Im Sommer (wie auch im Winter) auch sehr wichtig für die heimische Stromerzeugung: Gas. Gas wurde zwar im 1. Halbjahr 2019 ob sehr guter Wasserführung noch wenig gebraucht (die heimischen Gaslagerstätten sind schon im Juli fast voll!), in Zeiten ohne Niederschlag und geringer Wasserführung (wie aktuell) ist Gas aber ähnlich wichtig und effektiv wie die Speicherkraftwerke und die Pumpspeicherkraftwerke. Strombedarf kann sehr schnell mit diesen Kraftwerken abgedeckt werden - ebenso rasch kann man die Gaskraftwerke auch wieder abdrehen. Am 25.7 wurden vor allem von 9h bis 18h viel Gas "verstromt" - zur Mittagszeit entsprach das einer Leistung von fast 1.700 MWh.
Einen großartigen Tag hatte ob Sonnentag in Österreich auch die Solarenergie/Photovoltaik: Übers Jahr gesehen sind wir hier in Österreich zwar erst bei peinlichen 1-2% der Gesamtstromerzeugung, knapp nach Mittag können die Photovoltaikanlagen aber schon fast 1.000 MWh zur Verfügung stellen. Und die Sonne scheint (wenn sie scheint) auch genau dann, wann Strom besonders stark benötigt wird: Am Tag.
Einen schwachen Tag gab es hingegen bei den Windkraftwerken: Hitze und Hochdruckwetter lassen den Wind kaum wehen - nur in den Morgen- und Abendstunden kam der Wind im Osten ein wenig auf und wehte bis zu 500 MWh ins Netz. Das Jahr 2019 verlief aber bisweilen für die Windkraftsparte hervorragend - 2.500 bis 3.000 MWh sind hier schon möglich und wurden auch schon gesehen.
Auch Kohle wird derzeit verstromt: Die konstanten 300 MWh kommen wohl von der EVN in Dürnrohr, welche derzeit gerade die letzten Lagerbestände an Kohle verbrennt und noch heuer das vorletzte Kohlekraftwerk Österreichs schließt. Gut so.
Konstante 100 MWh bietet auch die Müllverbrennung - Strom aus Müll macht Sinn, ist aber in der Gesamtbetrachtung kaum relevant.

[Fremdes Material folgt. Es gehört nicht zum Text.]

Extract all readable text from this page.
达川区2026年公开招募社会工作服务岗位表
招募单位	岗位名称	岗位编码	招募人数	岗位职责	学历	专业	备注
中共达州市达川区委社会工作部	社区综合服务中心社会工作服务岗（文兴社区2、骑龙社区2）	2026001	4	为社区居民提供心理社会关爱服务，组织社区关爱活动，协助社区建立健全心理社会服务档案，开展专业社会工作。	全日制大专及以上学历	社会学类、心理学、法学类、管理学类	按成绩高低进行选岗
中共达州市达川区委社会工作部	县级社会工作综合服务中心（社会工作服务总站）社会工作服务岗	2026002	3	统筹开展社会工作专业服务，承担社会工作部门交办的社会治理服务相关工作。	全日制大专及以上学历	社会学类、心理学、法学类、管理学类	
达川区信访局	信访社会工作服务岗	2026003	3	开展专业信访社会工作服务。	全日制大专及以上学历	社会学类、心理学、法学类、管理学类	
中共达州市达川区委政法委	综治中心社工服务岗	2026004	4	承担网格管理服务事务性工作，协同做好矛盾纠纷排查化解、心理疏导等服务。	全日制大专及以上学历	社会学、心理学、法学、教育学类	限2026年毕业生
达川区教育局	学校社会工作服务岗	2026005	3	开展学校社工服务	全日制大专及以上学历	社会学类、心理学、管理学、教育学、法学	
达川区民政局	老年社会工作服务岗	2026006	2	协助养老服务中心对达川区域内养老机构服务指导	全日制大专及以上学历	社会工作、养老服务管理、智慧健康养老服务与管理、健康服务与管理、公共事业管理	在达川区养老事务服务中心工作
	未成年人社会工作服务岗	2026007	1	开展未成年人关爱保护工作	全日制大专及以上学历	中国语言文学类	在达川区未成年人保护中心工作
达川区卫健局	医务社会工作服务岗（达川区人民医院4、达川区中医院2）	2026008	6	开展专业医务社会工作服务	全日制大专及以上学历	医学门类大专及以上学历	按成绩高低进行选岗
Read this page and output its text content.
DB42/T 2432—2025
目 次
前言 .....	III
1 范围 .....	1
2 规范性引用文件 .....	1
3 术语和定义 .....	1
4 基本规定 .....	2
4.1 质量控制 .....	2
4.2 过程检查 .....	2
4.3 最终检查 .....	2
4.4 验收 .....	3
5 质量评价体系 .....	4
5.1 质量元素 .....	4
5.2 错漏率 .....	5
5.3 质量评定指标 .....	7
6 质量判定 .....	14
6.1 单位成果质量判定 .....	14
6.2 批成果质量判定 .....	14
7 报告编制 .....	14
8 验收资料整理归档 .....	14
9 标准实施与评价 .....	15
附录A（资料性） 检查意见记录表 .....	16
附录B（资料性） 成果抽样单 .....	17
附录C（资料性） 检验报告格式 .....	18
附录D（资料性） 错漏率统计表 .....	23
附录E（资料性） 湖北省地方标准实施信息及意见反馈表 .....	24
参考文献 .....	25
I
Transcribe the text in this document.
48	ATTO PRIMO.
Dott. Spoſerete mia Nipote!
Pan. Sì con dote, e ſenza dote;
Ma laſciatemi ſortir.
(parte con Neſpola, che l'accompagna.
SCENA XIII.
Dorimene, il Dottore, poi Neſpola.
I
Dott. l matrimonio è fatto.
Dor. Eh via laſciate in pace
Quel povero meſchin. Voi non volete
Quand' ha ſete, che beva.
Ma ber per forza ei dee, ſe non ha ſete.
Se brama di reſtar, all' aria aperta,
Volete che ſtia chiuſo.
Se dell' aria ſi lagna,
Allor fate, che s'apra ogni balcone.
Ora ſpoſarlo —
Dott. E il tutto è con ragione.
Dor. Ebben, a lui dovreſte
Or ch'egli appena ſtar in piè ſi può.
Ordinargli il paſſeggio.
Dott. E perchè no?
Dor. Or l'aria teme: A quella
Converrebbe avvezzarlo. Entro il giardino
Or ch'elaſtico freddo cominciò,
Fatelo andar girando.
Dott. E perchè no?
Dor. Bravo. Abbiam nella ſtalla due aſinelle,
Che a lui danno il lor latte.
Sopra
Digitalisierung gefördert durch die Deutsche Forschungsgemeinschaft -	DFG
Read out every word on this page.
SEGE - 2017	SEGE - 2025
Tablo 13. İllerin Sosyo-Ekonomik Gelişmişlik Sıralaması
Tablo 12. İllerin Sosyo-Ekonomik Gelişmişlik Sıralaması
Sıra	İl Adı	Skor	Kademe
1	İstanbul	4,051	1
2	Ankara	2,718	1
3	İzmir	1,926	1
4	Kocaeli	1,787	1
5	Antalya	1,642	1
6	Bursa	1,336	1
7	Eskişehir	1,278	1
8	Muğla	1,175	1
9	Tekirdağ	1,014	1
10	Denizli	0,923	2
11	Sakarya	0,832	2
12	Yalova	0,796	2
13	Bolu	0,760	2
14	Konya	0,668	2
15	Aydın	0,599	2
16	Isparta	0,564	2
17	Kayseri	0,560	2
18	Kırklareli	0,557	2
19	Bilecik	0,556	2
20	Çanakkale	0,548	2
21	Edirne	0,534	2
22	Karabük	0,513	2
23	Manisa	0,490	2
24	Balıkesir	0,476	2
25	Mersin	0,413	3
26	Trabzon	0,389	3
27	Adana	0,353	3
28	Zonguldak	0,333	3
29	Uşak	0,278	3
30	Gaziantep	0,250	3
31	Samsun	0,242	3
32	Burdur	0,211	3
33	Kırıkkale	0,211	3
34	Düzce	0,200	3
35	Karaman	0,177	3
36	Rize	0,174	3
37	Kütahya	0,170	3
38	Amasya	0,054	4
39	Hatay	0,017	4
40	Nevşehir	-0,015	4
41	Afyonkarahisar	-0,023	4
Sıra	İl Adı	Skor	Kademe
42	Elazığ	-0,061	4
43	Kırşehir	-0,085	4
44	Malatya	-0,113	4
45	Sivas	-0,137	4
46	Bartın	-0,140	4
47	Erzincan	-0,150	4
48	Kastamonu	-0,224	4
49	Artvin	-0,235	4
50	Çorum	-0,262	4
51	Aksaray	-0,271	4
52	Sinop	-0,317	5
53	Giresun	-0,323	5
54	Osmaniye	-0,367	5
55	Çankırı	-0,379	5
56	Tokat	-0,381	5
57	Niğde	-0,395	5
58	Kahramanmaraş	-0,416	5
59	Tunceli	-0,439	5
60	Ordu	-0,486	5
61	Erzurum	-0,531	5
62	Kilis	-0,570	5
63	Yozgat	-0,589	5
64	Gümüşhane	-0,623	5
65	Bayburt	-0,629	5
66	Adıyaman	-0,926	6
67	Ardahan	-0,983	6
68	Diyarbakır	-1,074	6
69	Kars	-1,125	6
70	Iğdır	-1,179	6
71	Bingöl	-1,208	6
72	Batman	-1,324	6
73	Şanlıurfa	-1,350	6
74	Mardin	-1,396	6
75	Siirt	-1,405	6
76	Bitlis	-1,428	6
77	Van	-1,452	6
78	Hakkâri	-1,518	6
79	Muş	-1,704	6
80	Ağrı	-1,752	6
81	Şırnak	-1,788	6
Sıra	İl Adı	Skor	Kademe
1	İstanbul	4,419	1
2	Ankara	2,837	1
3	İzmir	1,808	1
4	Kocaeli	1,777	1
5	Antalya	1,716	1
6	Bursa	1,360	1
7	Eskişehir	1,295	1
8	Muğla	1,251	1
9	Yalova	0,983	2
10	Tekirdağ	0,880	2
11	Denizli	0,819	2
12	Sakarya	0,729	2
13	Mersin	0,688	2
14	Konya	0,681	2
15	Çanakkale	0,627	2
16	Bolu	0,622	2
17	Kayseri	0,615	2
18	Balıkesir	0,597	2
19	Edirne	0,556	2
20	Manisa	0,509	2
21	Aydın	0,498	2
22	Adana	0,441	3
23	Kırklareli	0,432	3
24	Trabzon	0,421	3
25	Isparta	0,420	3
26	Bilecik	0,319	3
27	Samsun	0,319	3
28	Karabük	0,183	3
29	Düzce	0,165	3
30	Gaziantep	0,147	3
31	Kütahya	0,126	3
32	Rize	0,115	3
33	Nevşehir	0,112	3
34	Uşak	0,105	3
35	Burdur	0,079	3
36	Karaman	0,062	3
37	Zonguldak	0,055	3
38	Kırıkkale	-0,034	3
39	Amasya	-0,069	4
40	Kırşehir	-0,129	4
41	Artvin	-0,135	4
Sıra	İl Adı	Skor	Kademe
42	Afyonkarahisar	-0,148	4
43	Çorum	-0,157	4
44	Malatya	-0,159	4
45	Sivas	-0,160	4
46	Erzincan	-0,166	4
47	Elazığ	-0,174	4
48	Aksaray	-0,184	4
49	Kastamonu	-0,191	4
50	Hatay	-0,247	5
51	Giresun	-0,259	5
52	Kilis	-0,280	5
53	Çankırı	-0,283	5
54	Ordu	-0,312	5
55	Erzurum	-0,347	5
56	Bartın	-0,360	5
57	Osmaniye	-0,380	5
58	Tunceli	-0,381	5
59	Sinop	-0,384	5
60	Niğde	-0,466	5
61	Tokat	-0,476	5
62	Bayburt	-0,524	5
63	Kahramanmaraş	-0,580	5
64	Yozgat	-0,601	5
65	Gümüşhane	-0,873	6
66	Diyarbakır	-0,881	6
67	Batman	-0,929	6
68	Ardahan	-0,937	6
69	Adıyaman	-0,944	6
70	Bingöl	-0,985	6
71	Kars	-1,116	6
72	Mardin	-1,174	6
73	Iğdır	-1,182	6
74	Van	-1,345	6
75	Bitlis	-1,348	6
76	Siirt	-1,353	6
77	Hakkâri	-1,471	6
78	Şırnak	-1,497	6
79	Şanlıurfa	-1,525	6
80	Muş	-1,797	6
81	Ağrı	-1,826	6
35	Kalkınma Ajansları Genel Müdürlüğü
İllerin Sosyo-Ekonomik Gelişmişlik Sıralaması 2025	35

Ebenfalls konstate Stromleistung produziert die Biomasse: 240 MW sind hier aber eher auch bescheiden. Über 300 MW hatte man da schon, auslaufende Förderungen, Pleiten und die Erkenntnis, dass Strom aus Biomasse ohne Förderungen derzeit keine Chance hat, lassen die Biomasse derzeit in Österreich eher am "Abstellgleis" landen. Ganz vernachlässigen sollte man diese Sparte aber trotzdem nicht!
In Summe: Trotz schwacher Wasserführung und wenig Wind ist der heimische Strommix aktuell durchaus o.k. - geht die Hitze aber weiter und die billigen Stromimporte bleiben aus (Deutschland!), so ist für den weiteren Sommer und auch dem Herbst wieder mit steigenden Strompreisen zu rechnen.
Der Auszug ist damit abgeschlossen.